I can't say it was the stress-induced puking that caused my wife and I to finally pull our son from his brick-and-mortar charter school. We'd been contemplating yanking him from a classroom setting for the past year or so. Over the summer, we ran him through a battery of academic tests and encouraged him to study math and Spanish online. The results were enlightening, but we thought he might be a little young for a full online education. And then the nervous tic developed as the start of school approached. That decided us well before he barfed at the thought of the next day's schedule of classes.

Anthony's (he started insisting on his full name) charter school is a good effort of the type. During a July meet-and-greet, the school principal and his teacher were amenable to a flexible approach—especially one that takes into account the flawed math genes I handed off to him. He grasps some lessons about math, while others on exactly the same concepts might as well be written in Sanskrit. They said they'd work with him. And they tried.

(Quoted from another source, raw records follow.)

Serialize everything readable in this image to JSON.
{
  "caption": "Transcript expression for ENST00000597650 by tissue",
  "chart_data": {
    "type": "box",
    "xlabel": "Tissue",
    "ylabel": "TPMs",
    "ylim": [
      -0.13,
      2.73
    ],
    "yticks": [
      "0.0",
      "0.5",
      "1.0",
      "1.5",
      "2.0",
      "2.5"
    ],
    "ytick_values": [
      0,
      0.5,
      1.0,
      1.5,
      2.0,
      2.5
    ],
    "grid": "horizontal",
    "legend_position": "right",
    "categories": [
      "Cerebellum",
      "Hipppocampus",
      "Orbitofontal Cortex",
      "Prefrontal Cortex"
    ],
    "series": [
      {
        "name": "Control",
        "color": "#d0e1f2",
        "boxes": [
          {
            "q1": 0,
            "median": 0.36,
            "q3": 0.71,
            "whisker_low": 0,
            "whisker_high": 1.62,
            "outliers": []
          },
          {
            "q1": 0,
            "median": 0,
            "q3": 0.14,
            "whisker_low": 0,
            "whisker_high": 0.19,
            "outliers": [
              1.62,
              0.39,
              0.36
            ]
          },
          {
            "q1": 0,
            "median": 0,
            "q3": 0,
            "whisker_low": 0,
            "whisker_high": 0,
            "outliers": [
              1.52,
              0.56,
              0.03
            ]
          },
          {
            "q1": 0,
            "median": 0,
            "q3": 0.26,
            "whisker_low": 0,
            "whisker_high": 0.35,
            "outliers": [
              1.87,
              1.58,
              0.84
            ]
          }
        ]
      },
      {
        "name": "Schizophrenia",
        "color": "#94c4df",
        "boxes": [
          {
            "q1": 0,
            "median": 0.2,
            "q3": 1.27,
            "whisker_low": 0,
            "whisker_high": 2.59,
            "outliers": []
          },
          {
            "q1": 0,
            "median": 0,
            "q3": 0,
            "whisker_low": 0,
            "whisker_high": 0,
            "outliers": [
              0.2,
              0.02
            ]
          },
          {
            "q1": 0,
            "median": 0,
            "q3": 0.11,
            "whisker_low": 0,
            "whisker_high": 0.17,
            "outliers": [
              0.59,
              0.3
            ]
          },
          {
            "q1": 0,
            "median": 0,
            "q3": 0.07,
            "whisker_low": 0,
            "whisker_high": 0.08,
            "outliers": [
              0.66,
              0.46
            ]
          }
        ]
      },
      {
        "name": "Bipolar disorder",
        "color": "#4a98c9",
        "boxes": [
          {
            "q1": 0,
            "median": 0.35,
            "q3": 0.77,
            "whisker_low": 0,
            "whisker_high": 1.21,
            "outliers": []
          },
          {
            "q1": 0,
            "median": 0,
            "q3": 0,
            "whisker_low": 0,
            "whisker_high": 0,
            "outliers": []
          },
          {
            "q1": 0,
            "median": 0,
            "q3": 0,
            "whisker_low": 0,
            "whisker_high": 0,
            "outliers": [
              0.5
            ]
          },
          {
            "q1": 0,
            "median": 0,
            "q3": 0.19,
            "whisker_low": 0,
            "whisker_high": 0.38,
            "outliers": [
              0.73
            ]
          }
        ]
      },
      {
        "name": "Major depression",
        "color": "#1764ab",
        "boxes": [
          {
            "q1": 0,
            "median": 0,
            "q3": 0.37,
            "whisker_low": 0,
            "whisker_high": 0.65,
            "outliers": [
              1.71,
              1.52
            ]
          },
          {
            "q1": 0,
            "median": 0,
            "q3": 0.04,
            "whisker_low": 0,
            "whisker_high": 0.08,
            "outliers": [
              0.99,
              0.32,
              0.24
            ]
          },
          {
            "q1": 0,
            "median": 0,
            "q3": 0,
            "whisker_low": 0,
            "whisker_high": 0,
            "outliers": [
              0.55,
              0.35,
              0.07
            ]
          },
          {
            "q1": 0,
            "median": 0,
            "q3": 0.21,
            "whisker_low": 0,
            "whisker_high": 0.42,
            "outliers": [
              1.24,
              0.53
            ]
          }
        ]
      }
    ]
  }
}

But a classroom is fundamentally a classroom. It has a structured day, and a bunch of kids requiring the divided attention of a teacher. The kids are part of a group, and mostly they're taught as part of that group.

And my kid is now twitching and puking at the thought of school. This does not work for me.

So we took the lead from the online lessons that worked so well for Anthony over the summer, and for his new penchant for googling the shit out of animals, battles, and historical figures who catch his interest. Personally, I had ever heard of slave-making ants, but I walked out of my office one day to find that a mention of them in his encyclopedia of animals started him on an online research foray into the nastier sorts of crawling things. This was after he became fascinated by the shifts in Roman military gear from 100 A.D., to 400 A.D., to 1000 A.D. He has become very familiar with the websites where you can track the evolution.

So now he's enrolled in an online private school. The school promises an individualized approach—we already know from experience that many of the lessons are designed to automatically adjust their pace to the needs of students working through online lessons. He'll still work with a couple of online teachers, and my wife and I take on larger roles in monitoring his work and coaching him through the offline material. It's as much a homeschooling effort with organizational and technological backup as it is a private school.

It's an alternative to what we tried before, which didn't work. And while there's no guarantee that this is the "right" approach for Anthony, I have no doubt that it's an improvement for my kid, whatever may work for others.

It would have been nice to have an option like this back when I was twitching and puking my own way through public schools in New York and Connecticut.

Update: And, for the inevitable accusations that we're now keeping Anthony locked in the closet…He can kick his way through the door with his Tae Kwon Do skills.